Hill’s (2018) article in The Guardian highlights how different areas of the UK are adapting, trialling or facing difficulties with the move towards a cash-free society. It is clear that whilst some areas are thriving by moving to a card-only option, other more rural areas face more challenges due to unreliable phone line connections required to take payments. Most interestingly the National Gallery and the Christ Church in East Dulwich both implemented trials of contactless donations and payments, and both found that providing card payment options increased the amount of donations.
Deborah Myers, Head of Development at National Gallery commented “People donate more when they pay with a card compared to cash”. While Margaret Cave, the vicar, hailed the trial a success stating, “I’m certainly not giving my card reader back! If I had my way, we’d be a cash-free church.” This indicates how the charitable sector can hugely benefit from the implementation of card payment methods and contactless payment technology.
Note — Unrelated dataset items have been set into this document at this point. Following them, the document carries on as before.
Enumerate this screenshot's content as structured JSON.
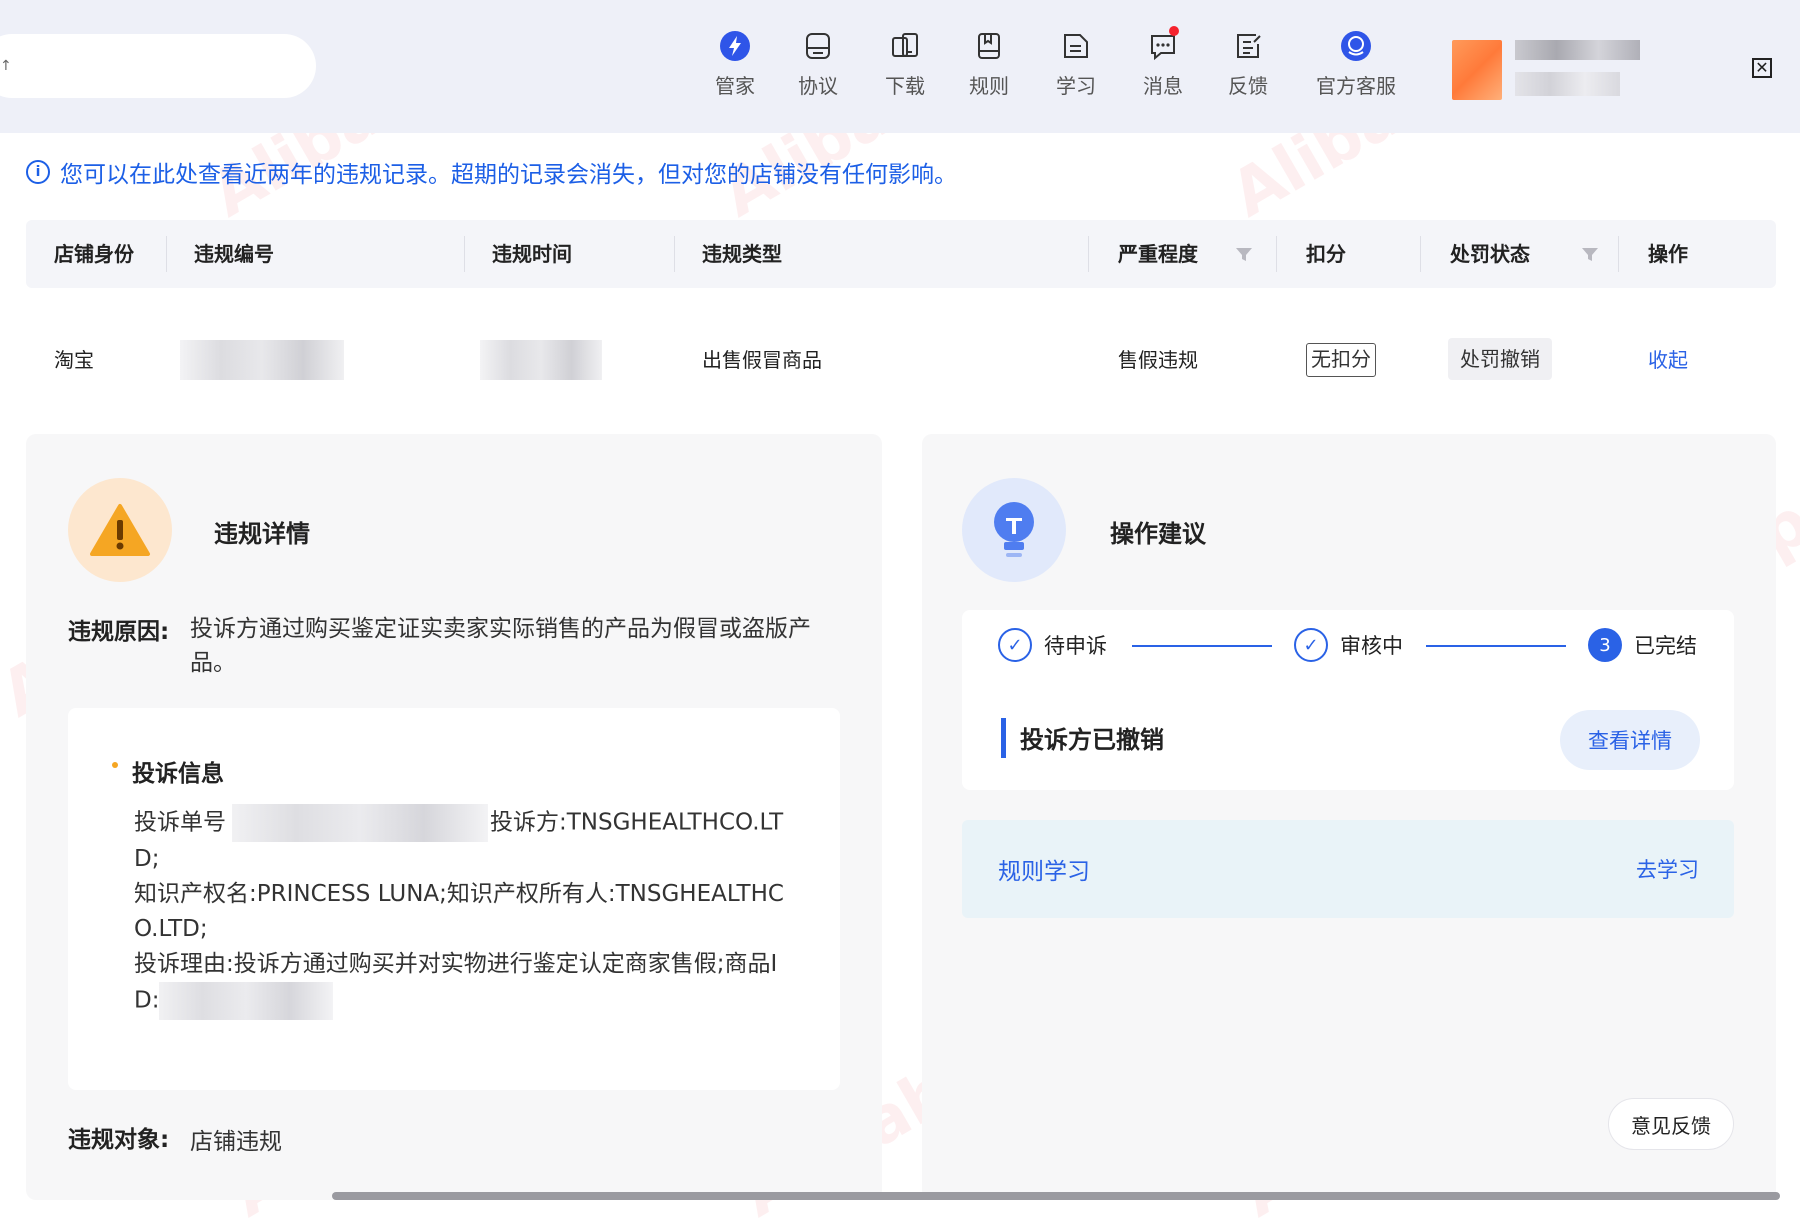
{
  "topbar": {
    "nav": [
      {
        "label": "管家",
        "icon": "lightning-icon"
      },
      {
        "label": "协议",
        "icon": "agreement-icon"
      },
      {
        "label": "下载",
        "icon": "download-icon"
      },
      {
        "label": "规则",
        "icon": "rules-icon"
      },
      {
        "label": "学习",
        "icon": "learn-icon"
      },
      {
        "label": "消息",
        "icon": "message-icon"
      },
      {
        "label": "反馈",
        "icon": "feedback-icon"
      },
      {
        "label": "官方客服",
        "icon": "customer-service-icon"
      }
    ],
    "close_label": "✕"
  },
  "notice": {
    "icon": "info-icon",
    "text": "您可以在此处查看近两年的违规记录。超期的记录会消失，但对您的店铺没有任何影响。"
  },
  "table": {
    "headers": [
      "店铺身份",
      "违规编号",
      "违规时间",
      "违规类型",
      "严重程度",
      "扣分",
      "处罚状态",
      "操作"
    ],
    "row": {
      "identity": "淘宝",
      "type": "出售假冒商品",
      "severity": "售假违规",
      "deduction": "无扣分",
      "status": "处罚撤销",
      "action": "收起"
    }
  },
  "details": {
    "title": "违规详情",
    "reason_label": "违规原因:",
    "reason_text": "投诉方通过购买鉴定证实卖家实际销售的产品为假冒或盗版产品。",
    "complaint": {
      "title": "投诉信息",
      "order_label": "投诉单号",
      "complainant": "投诉方:TNSGHEALTHCO.LTD;",
      "ip_line": "知识产权名:PRINCESS LUNA;知识产权所有人:TNSGHEALTHCO.LTD;",
      "reason_line": "投诉理由:投诉方通过购买并对实物进行鉴定认定商家售假;商品ID:"
    },
    "target_label": "违规对象:",
    "target_value": "店铺违规"
  },
  "advice": {
    "title": "操作建议",
    "steps": [
      {
        "label": "待申诉",
        "state": "done",
        "mark": "✓"
      },
      {
        "label": "审核中",
        "state": "done",
        "mark": "✓"
      },
      {
        "label": "已完结",
        "state": "current",
        "mark": "3"
      }
    ],
    "status_text": "投诉方已撤销",
    "detail_button": "查看详情",
    "rule_label": "规则学习",
    "rule_link": "去学习"
  },
  "feedback_button": "意见反馈",
  "watermark": "Alibaba-ipp",
  "colors": {
    "accent": "#2a62e6",
    "warn": "#f5a623",
    "red_dot": "#f5222d"
  }
}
We have blogged before about the impact on charities in our increasingly cashless society and here at Donate The Change we would like to help bridge the gap. We enable supporters to donate their spare change in a way that is relevant to the digital world and fits with their normal everyday lifestyle. By innovating the way people can donate we can provide a solution that works for charities large and small and enables supporters to be in complete control of their donations and spending.
Whilst the UK is moving towards a cashless society it is still some way off other nations such as Sweden where the rate of cash payments has dropped significantly within the last few years. In all ecosystems there are active and passive drivers and it has been mentioned more than once that handling cash is expensive for banks so the trend is likely to continue and at a faster rate that we see today. It is therefore prudent for businesses and charities to recognise the moving financial and consumer trends and adapting their payment methods to best cater for the expectations of their customers. By embracing ubiquitous and scalable contactless technology and card payments, such as the holistic service offered by Donate The Change, charities will increase the amount raised in donations and also help to improve efficiencies and financial transparency.